That Dejobaan, always making intense games of sensory-overload and destabilising weirdness. The last thing they'd over do is make something calm and reflective. Something inspired by the Romantic poets, for instance. Perhaps something that's about observing and note-taking. Something like Elegy For A Dead World.
Elegy For A Dead World, a side-scrolling game about keeping and sharing a diary which documents lost civilizations, is a collaboration between the Aaaaaaaaaa(etc) dev and Ziba Scott of Girls Like Robots. It seems, from afar, somewhat mysterious, and Dejobaan suggest it may be even more so in practice. "There's no game to play," bossman Ichiro Lambe told IndieGames. "You go through the world, observe, and make notes -- or stories -- or poems -- or songs -- in your journal. You then close your journal and send it back to Homeworld (Steam Workshop)."

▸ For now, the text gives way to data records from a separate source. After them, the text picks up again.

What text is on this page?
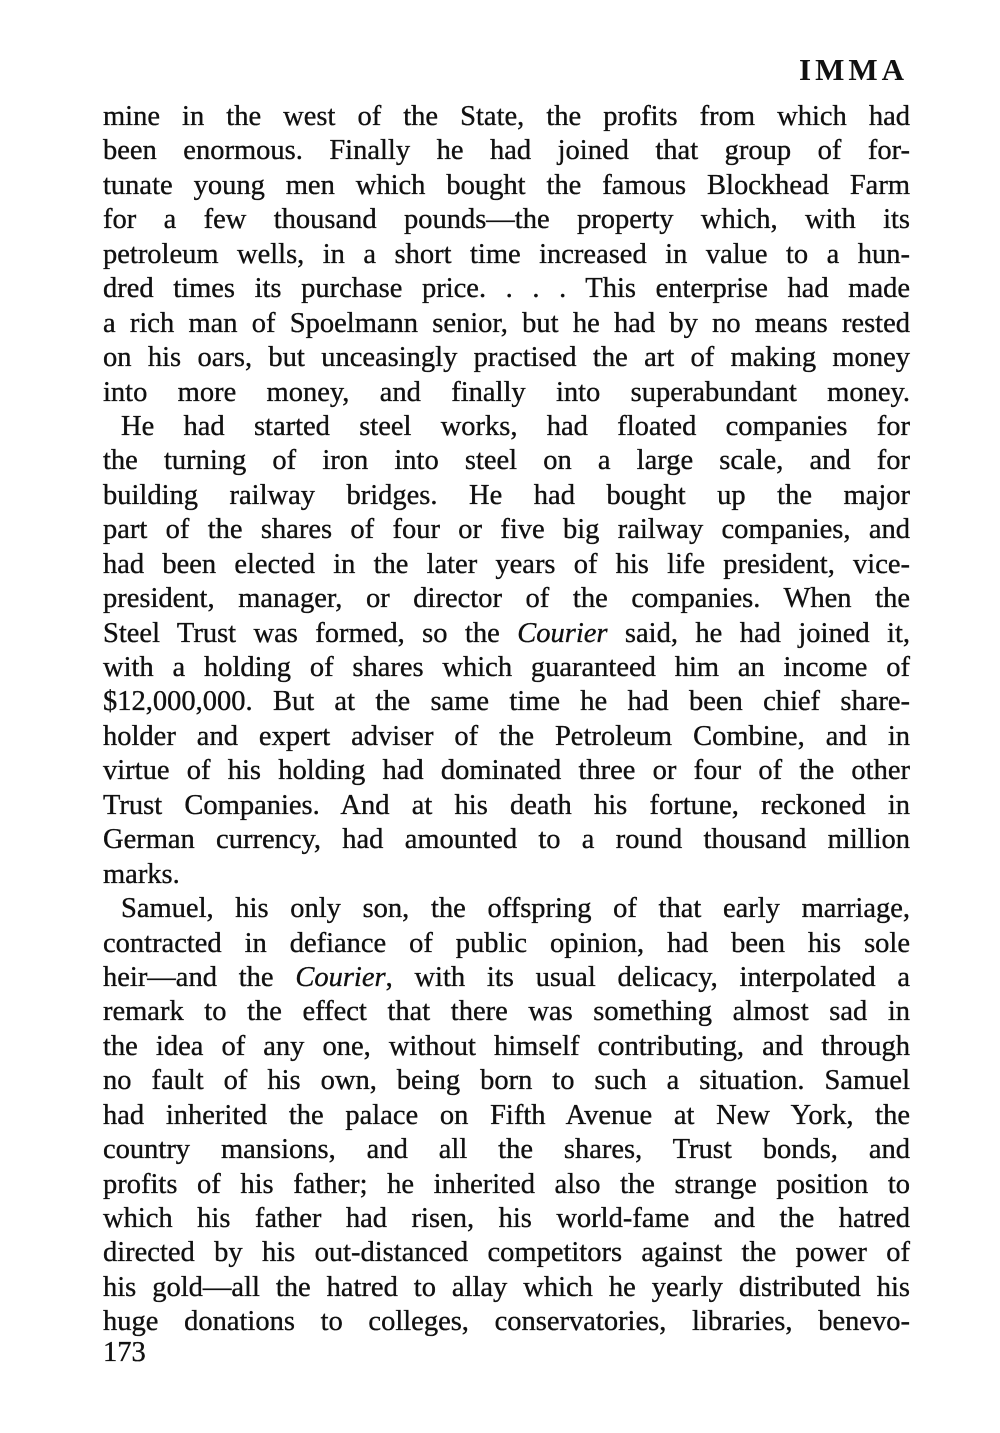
IMMA
mine in the west of the State, the profits from which had
been enormous. Finally he had joined that group of for-
tunate young men which bought the famous Blockhead Farm
for a few thousand pounds—the property which, with its
petroleum wells, in a short time increased in value to a hun-
dred times its purchase price. . . . This enterprise had made
a rich man of Spoelmann senior, but he had by no means rested
on his oars, but unceasingly practised the art of making money
into more money, and finally into superabundant money.
He had started steel works, had floated companies for
the turning of iron into steel on a large scale, and for
building railway bridges. He had bought up the major
part of the shares of four or five big railway companies, and
had been elected in the later years of his life president, vice-
president, manager, or director of the companies. When the
Steel Trust was formed, so the Courier said, he had joined it,
with a holding of shares which guaranteed him an income of
$12,000,000. But at the same time he had been chief share-
holder and expert adviser of the Petroleum Combine, and in
virtue of his holding had dominated three or four of the other
Trust Companies. And at his death his fortune, reckoned in
German currency, had amounted to a round thousand million
marks.
Samuel, his only son, the offspring of that early marriage,
contracted in defiance of public opinion, had been his sole
heir—and the Courier, with its usual delicacy, interpolated a
remark to the effect that there was something almost sad in
the idea of any one, without himself contributing, and through
no fault of his own, being born to such a situation. Samuel
had inherited the palace on Fifth Avenue at New York, the
country mansions, and all the shares, Trust bonds, and
profits of his father; he inherited also the strange position to
which his father had risen, his world-fame and the hatred
directed by his out-distanced competitors against the power of
his gold—all the hatred to allay which he yearly distributed his
huge donations to colleges, conservatories, libraries, benevo-
173
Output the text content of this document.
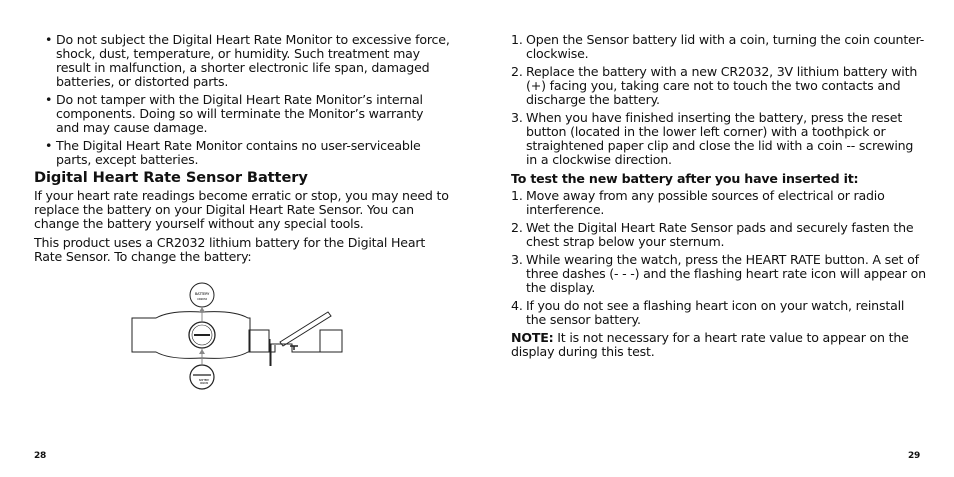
• Do not subject the Digital Heart Rate Monitor to excessive force, shock, dust, temperature, or humidity. Such treatment may result in malfunction, a shorter electronic life span, damaged batteries, or distorted parts.
• Do not tamper with the Digital Heart Rate Monitor’s internal components. Doing so will terminate the Monitor’s warranty and may cause damage.
• The Digital Heart Rate Monitor contains no user-serviceable parts, except batteries.
Digital Heart Rate Sensor Battery

If your heart rate readings become erratic or stop, you may need to replace the battery on your Digital Heart Rate Sensor. You can change the battery yourself without any special tools.

This product uses a CR2032 lithium battery for the Digital Heart Rate Sensor. To change the battery:

BATTERY
CR2032
BATTERY
CR2032
28
1. Open the Sensor battery lid with a coin, turning the coin counter-clockwise.
2. Replace the battery with a new CR2032, 3V lithium battery with (+) facing you, taking care not to touch the two contacts and discharge the battery.
3. When you have finished inserting the battery, press the reset button (located in the lower left corner) with a toothpick or straightened paper clip and close the lid with a coin -- screwing in a clockwise direction.
To test the new battery after you have inserted it:
1. Move away from any possible sources of electrical or radio interference.
2. Wet the Digital Heart Rate Sensor pads and securely fasten the chest strap below your sternum.
3. While wearing the watch, press the HEART RATE button. A set of three dashes (- - -) and the flashing heart rate icon will appear on the display.
4. If you do not see a flashing heart icon on your watch, reinstall the sensor battery.

NOTE: It is not necessary for a heart rate value to appear on the display during this test.

29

In turn, you can browse and rate others' journals, and examine how close or distant they are from your own assessment of what happened to the lost people of the titular dead world. You take the role of "a speaker for lost worlds. You investigate 3 long-dead civilizations. You report on who they were, what they did, and how they died." Mostly, you'll be doing this sort of thing:
I understand a little, but not a lot. I imagine it'll be more an experiential thing, and thus a red rag to all those 'not a game' plonkers, but the stated inspirations of the Shelley, Bryon & Keats, XKCD's lovely Time and Lambe's childhood experiments in scenery-browsing games has me paying attention. Not that I have the words to describe it, of course. They should have sent a poet.
Elegy's been submitted to this year's IGF, so we should be seeing more of it rather soon.